Bastardy | Amiel Courtin-Wilson (2008)
“I justified myself as a hunter-gatherer, going onto prime Aboriginal land,” Jack Charles says on stealing in Melbourne’s rich suburb. A man who is a member of the Stolen Generation, a founder of the first Aboriginal theatre company, co-star to Geoffrey Rush, a homeless drug addict and career criminal – meet Jack Charles as he injects heroin into his arm at curtains up. Cheers to Amiel Courtin-Wilson, an Australian filmmaker who presents to us, a rich and affecting documentary about the life of this eccentric personality. Courtin-Wilson has stated that at times, following Charles during acts of crime and substance use, he was unsure if his involvement was at all legal. A portrait of a damaged and lively man, a painting of a Nation’s abuse on a culture, Courtin-Wilson captures a real life human inside the confines of an 83-minute work of art.

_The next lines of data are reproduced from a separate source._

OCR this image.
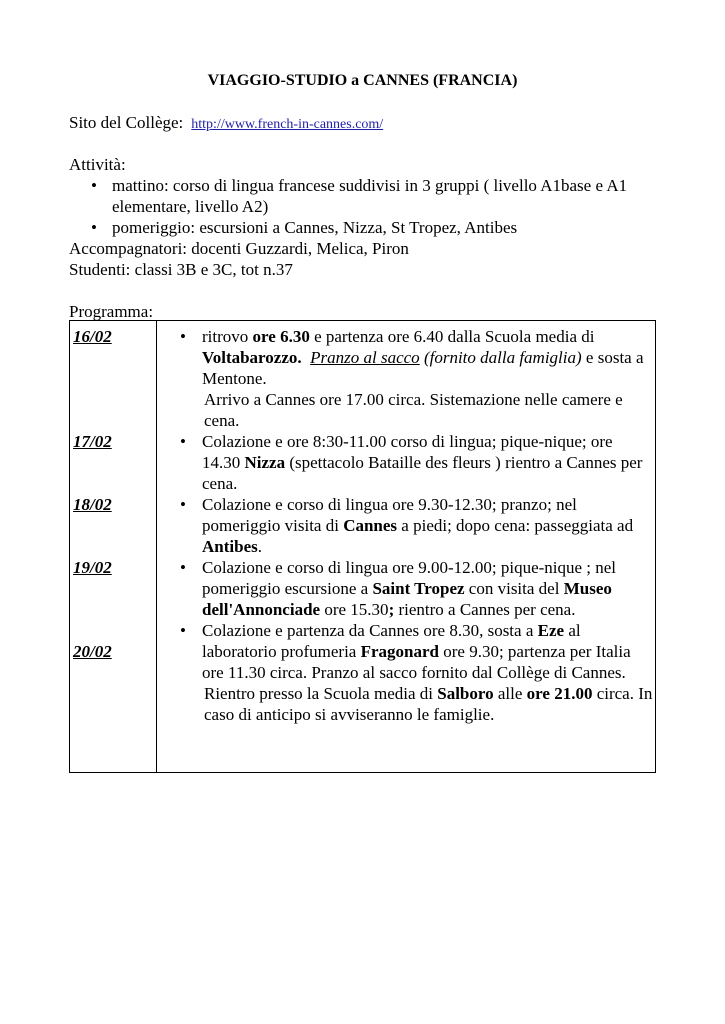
VIAGGIO-STUDIO a CANNES (FRANCIA)
Sito del Collège: http://www.french-in-cannes.com/
Attività:
• mattino: corso di lingua francese suddivisi in 3 gruppi ( livello A1base e A1 elementare, livello A2)
• pomeriggio: escursioni a Cannes, Nizza, St Tropez, Antibes
Accompagnatori: docenti Guzzardi, Melica, Piron
Studenti: classi 3B e 3C, tot n.37
Programma:
16/02
17/02
18/02
19/02
20/02
• ritrovo ore 6.30 e partenza ore 6.40 dalla Scuola media di Voltabarozzo. Pranzo al sacco (fornito dalla famiglia) e sosta a Mentone.
Arrivo a Cannes ore 17.00 circa. Sistemazione nelle camere e cena.
• Colazione e ore 8:30-11.00 corso di lingua; pique-nique; ore 14.30 Nizza (spettacolo Bataille des fleurs ) rientro a Cannes per cena.
• Colazione e corso di lingua ore 9.30-12.30; pranzo; nel pomeriggio visita di Cannes a piedi; dopo cena: passeggiata ad Antibes.
• Colazione e corso di lingua ore 9.00-12.00; pique-nique ; nel pomeriggio escursione a Saint Tropez con visita del Museo dell'Annonciade ore 15.30; rientro a Cannes per cena.
• Colazione e partenza da Cannes ore 8.30, sosta a Eze al laboratorio profumeria Fragonard ore 9.30; partenza per Italia ore 11.30 circa. Pranzo al sacco fornito dal Collège di Cannes.
Rientro presso la Scuola media di Salboro alle ore 21.00 circa. In caso di anticipo si avviseranno le famiglie.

West of Memphis | Amy Berg (2012)
Where to begin? A summary of the events that occurred from 1993-2011 involving a triple murder of children and a triple lock up for outcast adolescents. ThE film begins where it all ended for three little boys, on a summer afternoon in West Memphis, their bodies found the day after death and deemed the result of satanic ritualistic behaviour. The state pointed the finger at three outsiders whose alibis and motivations don’t correlate with the murder. Eighteen years behind bars, the teenagers accused now men; the film becomes the story of Arkansas government’s manipulation and power verses the silenced and guiltless. The wider community and family members protest for the wrongly accused, joining the influential likes of Lord of The Rings director Peter Jackson and Pearl Jam’s Eddie Vedder in the fight for freedom. The documentary follows the case through unexpected twists and sadistic turns for the hunt to regain innocence for the lost and the locked away.
Supersize Me | Morgan Spurlock (2004)
McDonald’s, McDonald’s, Kentucky Fried Chicken and Pizza Hut, Pizza Hut – the chant of primary school kids sticks in you head, sweet childish voices begin to haunt waking moments in confrontation of drastic health problems in our western culture. Morgan Spurlock signs himself up for one month of all meals McDonald’s and he must supersize. The deal is, if offered the ‘fries with that’ sales technique, he must accept, adding fat, sugar and salts to the order. Before the experiment, doctors conclude Spurlock in good health, yet a check up throughout the McDonalds menu and our subject and director is suffering side effects akin to a binge drinker with symptoms of toxic-shock to his liver, poor skin, low energy, chest pain and high cholesterol. Let’s get real, let’s get healthy, Supersize Me not only astonished Sundance but also was a main factor in McDonald’s removing their supersize option.
Grey Gardens | Albert Maysles and David Maysles (1976)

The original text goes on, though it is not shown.